The most freeing thing ever is realizing you have choices. I can choose to stay in a gray-walled cube for the rest of my life, because the job is predictable and the pay, somewhat reliable. Because I’m scared to act. OR! Or I can figure out what makes me happy and then do that, working out the money bit when I get there. Which is what I’ve decided to do. Not right away, but eventually.
I didn’t even have to finish the question, “What makes me happy?” before I knew the answer. Yoga makes me happy. I feel my strongest, most beautiful and most capable when I’m pushing past the imaginary boundaries I’d set for my mind and my body, discovering new abilities and most of all, peace. A few weeks ago, I read on Facebook that my old boss (from way back Boston days),had been accepted to a yoga teaching program and I was thrilled forher. After discovering hot yoga back in 2002, I went on and on to herabout it and looky, here she is several years later, becoming ateacher. Serious warm fuzzies. After e-high-fiving her, I realized – that’s what I want. So, I’m going to teach. Not right away, like I said, but eventually. I have some goals I’d like to reach, pre-requisites to achieve, some money to save, yadda, yadda and then, it’s game on.
Sometimes I lie awake in bed at night with little anticipation butterflies in my stomach – the way I used to feel at the start of a new semester. So much possibility! The Dork Lord is sided firmly on Team Yoga Teacher, which couldn’t make me happier. It’s nice to have someone in your camp, who wants your ultimate happiness more than anything – especially when that person shares your concerns about finances and you know, having a roof overhead.
I’ve always known people who love what they do. Or rather, made the choices and sacrifices to do what they love. My sister quit the rat race, went back to school and became an elephant trainer. She now works at the San Diego Zoo saving elephants. My brother ditched a job in software to go to school nights and weekends so he could be a cop. He loves to tase, what can I say? I’m a little disappointed with myself that it took a big forehead slap to realize I found my passion a long time ago and didn’t make a go of it, but mostly, I’m just pleased that I found it at all.
February 8th, 2010
I was putzing around on Facebook the other day and discovered that my old running buddy, Bob, got engaged last month. And I will not lie, I was totally crestfallen. On my Feelings Meter (where one end is labeled with glittery gold lettering, “Happy for Bob! Yay!” and the other with, “Crazy Jealous Like a Pathetic Stereotypical Chick Lit Cat Lady”), the indicator is decidedly right of center, and fluttering wildly.
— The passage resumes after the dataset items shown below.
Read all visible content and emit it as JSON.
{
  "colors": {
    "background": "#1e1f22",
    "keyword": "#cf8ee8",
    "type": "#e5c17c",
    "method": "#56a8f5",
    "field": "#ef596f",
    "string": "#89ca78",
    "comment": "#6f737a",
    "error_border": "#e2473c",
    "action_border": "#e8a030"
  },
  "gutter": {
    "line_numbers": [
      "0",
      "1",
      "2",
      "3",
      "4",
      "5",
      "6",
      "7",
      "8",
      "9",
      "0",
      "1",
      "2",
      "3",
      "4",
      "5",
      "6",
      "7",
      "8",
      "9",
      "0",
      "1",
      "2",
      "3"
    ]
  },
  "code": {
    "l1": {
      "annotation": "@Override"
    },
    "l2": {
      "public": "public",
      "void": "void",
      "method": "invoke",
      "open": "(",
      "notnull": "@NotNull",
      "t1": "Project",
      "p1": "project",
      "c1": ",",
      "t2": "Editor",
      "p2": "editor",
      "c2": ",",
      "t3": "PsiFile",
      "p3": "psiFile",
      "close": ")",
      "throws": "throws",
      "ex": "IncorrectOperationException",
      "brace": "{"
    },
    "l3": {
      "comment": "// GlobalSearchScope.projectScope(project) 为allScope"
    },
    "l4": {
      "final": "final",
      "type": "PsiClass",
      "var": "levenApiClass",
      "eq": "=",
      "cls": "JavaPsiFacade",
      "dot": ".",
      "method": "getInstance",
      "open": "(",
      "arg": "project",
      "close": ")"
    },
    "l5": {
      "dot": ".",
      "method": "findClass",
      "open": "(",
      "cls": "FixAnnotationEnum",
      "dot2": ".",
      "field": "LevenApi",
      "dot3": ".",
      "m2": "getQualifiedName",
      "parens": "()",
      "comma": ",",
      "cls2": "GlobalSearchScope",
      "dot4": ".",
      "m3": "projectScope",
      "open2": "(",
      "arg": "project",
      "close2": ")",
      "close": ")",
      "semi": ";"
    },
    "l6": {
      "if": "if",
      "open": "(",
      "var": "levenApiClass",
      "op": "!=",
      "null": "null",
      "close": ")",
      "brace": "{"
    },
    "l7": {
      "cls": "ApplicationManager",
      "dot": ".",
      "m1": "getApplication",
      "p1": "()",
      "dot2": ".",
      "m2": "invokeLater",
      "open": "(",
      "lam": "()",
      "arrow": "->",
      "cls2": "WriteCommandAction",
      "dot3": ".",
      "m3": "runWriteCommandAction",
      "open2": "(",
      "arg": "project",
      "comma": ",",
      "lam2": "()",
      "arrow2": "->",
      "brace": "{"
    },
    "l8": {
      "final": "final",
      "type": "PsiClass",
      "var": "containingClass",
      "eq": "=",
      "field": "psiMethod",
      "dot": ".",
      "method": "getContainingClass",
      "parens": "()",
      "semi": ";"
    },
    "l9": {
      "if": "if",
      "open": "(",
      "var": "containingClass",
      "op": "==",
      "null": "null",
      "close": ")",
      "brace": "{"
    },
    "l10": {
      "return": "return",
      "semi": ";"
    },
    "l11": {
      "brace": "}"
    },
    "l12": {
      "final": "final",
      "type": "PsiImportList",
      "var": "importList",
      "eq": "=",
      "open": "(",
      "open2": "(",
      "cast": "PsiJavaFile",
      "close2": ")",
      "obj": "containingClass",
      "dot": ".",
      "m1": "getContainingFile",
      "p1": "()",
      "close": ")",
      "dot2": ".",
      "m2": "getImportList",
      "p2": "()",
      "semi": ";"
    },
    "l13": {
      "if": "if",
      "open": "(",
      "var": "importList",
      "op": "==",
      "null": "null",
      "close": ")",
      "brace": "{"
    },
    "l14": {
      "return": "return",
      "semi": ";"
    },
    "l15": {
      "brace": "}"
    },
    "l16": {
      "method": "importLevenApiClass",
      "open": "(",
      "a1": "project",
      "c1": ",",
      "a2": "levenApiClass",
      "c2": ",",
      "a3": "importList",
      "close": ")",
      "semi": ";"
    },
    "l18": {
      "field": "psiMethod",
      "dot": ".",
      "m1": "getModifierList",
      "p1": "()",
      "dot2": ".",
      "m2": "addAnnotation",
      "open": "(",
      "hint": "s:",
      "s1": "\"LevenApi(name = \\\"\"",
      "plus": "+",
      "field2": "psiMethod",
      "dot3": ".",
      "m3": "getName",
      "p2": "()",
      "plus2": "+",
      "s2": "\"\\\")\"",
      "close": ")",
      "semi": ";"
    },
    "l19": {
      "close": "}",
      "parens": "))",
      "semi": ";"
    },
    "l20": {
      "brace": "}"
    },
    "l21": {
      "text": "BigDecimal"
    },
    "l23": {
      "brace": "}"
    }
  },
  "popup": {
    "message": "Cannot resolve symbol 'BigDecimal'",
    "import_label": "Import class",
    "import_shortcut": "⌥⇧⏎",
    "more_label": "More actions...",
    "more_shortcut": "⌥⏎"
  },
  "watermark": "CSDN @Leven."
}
Engagement is a sensitive topic in our household. See, I don’t give a rat’s ass about tradition and I don’t really care for the whole formal proposal with three months salary riding on my ring finger bit. We’ve made the decision to get married. We’ve even marked the five year calendar with when we’re going to start adding kids to this whole chaotic mess. We have a joint savings account. In short, we make every decision together. But this one? This one, because tradition says so, is entirely up to him. And he couldn’t be in any less of a hurry to make it.
And it stings. Mightily.
I hear his reasons for waiting – he doesn’t like where he is financially at all and his Man Pride won’t let him bend that knee until he feels better about it. He wants to pay cash for the ring. And while I hear his reasons – and understand them in their universality slightly better after talking to my similarly-minded brother (there is, apparently, a very insightful Little House on the Prairie episode in which Almanzo temporarily cancels his engagement to Laura over money issues) – they do nothing to quiet the discontent I feel over the matter. I’m broke and in debt, too. But what’s that to do with love? I don’t need to be provided for – I’ve been doing a damn good job of that all by myself.
When we initially talked about moving in together, I said I’d like to be engaged first. Not as a rule, but as a preference. He had other ideas. Namely, that he thought we’d live together for six months or so and then get engaged. That didn’t seem unreasonable to me at all. So now here it is, one year later, and I’m keeping house and making dinners and picking up step-dog poop and folding laundry and helping with homework – playing the housewife without the title. I do all of these things gladly, but the lack of forward motion in our relationship makes me feel like a bunch of old ladies are sitting around somewhere tsk-ing about how he’s gettin’ the milk for free. He’s not moving forward because he has very little incentive to.
Except, you know, for being in love and excited about our future and wanting to.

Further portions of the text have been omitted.